G’day mate! ‘Owyagoinmateawright? (Translation: Hello! How are you going, mate, all right?”)
For a long time, Aussies like me have been complaining about how our country and people are portrayed and perceived by people in other countries. The kinds of questions I get asked about Australia whenever I travel abroad never cease to amaze me – sometimes they make me laugh, while other times, they just make me shake my head and wonder what kind of education people are getting about us.
Let’s start with some basics: we don’t all have kangaroos hopping around in our backyards or cuddly koalas perched in our trees chewing on eucalyptus leaves. Thankfully, I have not had these questions in a very long time. Maybe if I lived in the bush or in the Outback, I might find them, but out here in the ‘burbs in metropolitan Sydney, the only place where I would see said natives is at the zoo or wildlife park.

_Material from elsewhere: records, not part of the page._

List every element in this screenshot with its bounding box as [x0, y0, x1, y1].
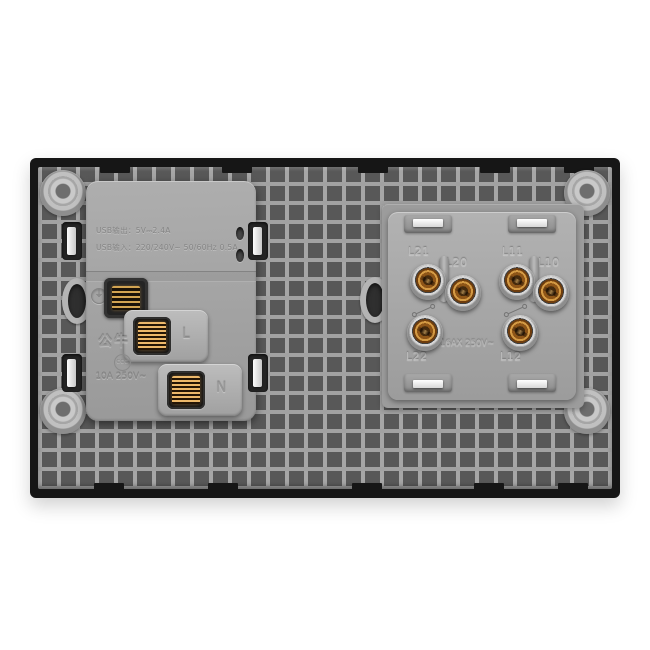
corner-screw-boss [40, 388, 86, 434]
edge-notch [208, 483, 238, 492]
clip-spring [67, 227, 76, 255]
neutral-wire-clamp [167, 371, 205, 409]
switch-module: L21 L20 L11 L10 L22 L12 16AX 250V~ [388, 212, 576, 400]
edge-notch [474, 483, 504, 492]
retention-clip [248, 354, 268, 392]
live-wire-clamp [133, 317, 171, 355]
switch-module-rating: 16AX 250V~ [440, 339, 494, 349]
terminal-label-l21: L21 [408, 245, 430, 258]
screw-terminal-l21 [410, 264, 446, 300]
clip-spring [253, 227, 262, 255]
neutral-terminal: N [158, 364, 242, 416]
screw-terminal-l11 [499, 264, 535, 300]
retention-clip [62, 222, 82, 260]
clip-spring [67, 359, 76, 387]
tab-insert [413, 219, 443, 227]
terminal-label-l20: L20 [446, 256, 468, 269]
tab-insert [413, 380, 443, 388]
retention-clip [248, 222, 268, 260]
connector-pins [112, 286, 140, 310]
ccc-mark-icon: CCC [114, 354, 131, 371]
wall-plate-back: USB输出：5V⎓2.4A USB输入：220/240V~ 50/60Hz 0.… [30, 158, 620, 498]
retention-clip [62, 354, 82, 392]
screw-terminal-l20 [445, 275, 481, 311]
mounting-tab [508, 374, 556, 392]
mounting-tab [508, 215, 556, 233]
edge-notch [358, 164, 388, 173]
edge-notch [222, 164, 252, 173]
live-terminal-label: L [182, 326, 190, 342]
usb-input-spec: USB输入：220/240V~ 50/60Hz 0.5A [96, 242, 238, 253]
terminal-label-l12: L12 [500, 350, 522, 363]
switch-schematic-mark [508, 307, 522, 314]
brand-logo: 公牛 [98, 331, 130, 351]
vent-hole [236, 227, 244, 240]
terminal-label-l10: L10 [538, 256, 560, 269]
usb-module-rating: 10A 250V~ [88, 372, 154, 382]
edge-notch [480, 164, 510, 173]
edge-notch [100, 164, 130, 173]
edge-notch [94, 483, 124, 492]
mounting-tab [404, 215, 452, 233]
edge-notch [558, 483, 588, 492]
screw-terminal-l10 [533, 275, 569, 311]
clip-spring [253, 359, 262, 387]
live-terminal: L [124, 310, 208, 362]
screw-terminal-l12 [502, 315, 538, 351]
usb-socket-module: USB输出：5V⎓2.4A USB输入：220/240V~ 50/60Hz 0.… [86, 181, 256, 421]
brass-clamp-coil [138, 322, 166, 350]
brass-clamp-coil [172, 376, 200, 404]
usb-output-spec: USB输出：5V⎓2.4A [96, 225, 171, 236]
screw-terminal-l22 [407, 315, 443, 351]
tab-insert [517, 219, 547, 227]
product-photo-canvas: USB输出：5V⎓2.4A USB输入：220/240V~ 50/60Hz 0.… [0, 0, 650, 650]
tab-insert [517, 380, 547, 388]
switch-schematic-mark [416, 307, 430, 314]
edge-notch [352, 483, 382, 492]
terminal-label-l22: L22 [406, 350, 428, 363]
corner-screw-boss [40, 170, 86, 216]
vent-hole [236, 249, 244, 262]
neutral-terminal-label: N [216, 380, 226, 396]
terminal-label-l11: L11 [502, 245, 524, 258]
mounting-tab [404, 374, 452, 392]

On my first visit to the US in 1995, I was constantly asked “Do you have a lot of flies in Australia?” The first time I was asked this question, I replied “yeah, that’s why this [waving hand in front of my face as if swatting away flies] is called the Australian salute”. Now this is actually true. But when I was asked this a couple more times as I met different groups of Americans, it suddenly occurred to me I might have been missing something. When I asked why everyone was asking me this (as opposed to the typical “do kangaroos really know how to box?”) I became curious. It turned out the Discovery Channel had just aired a program about flies and apparently Australian flies were heavily featured. Mystery solved!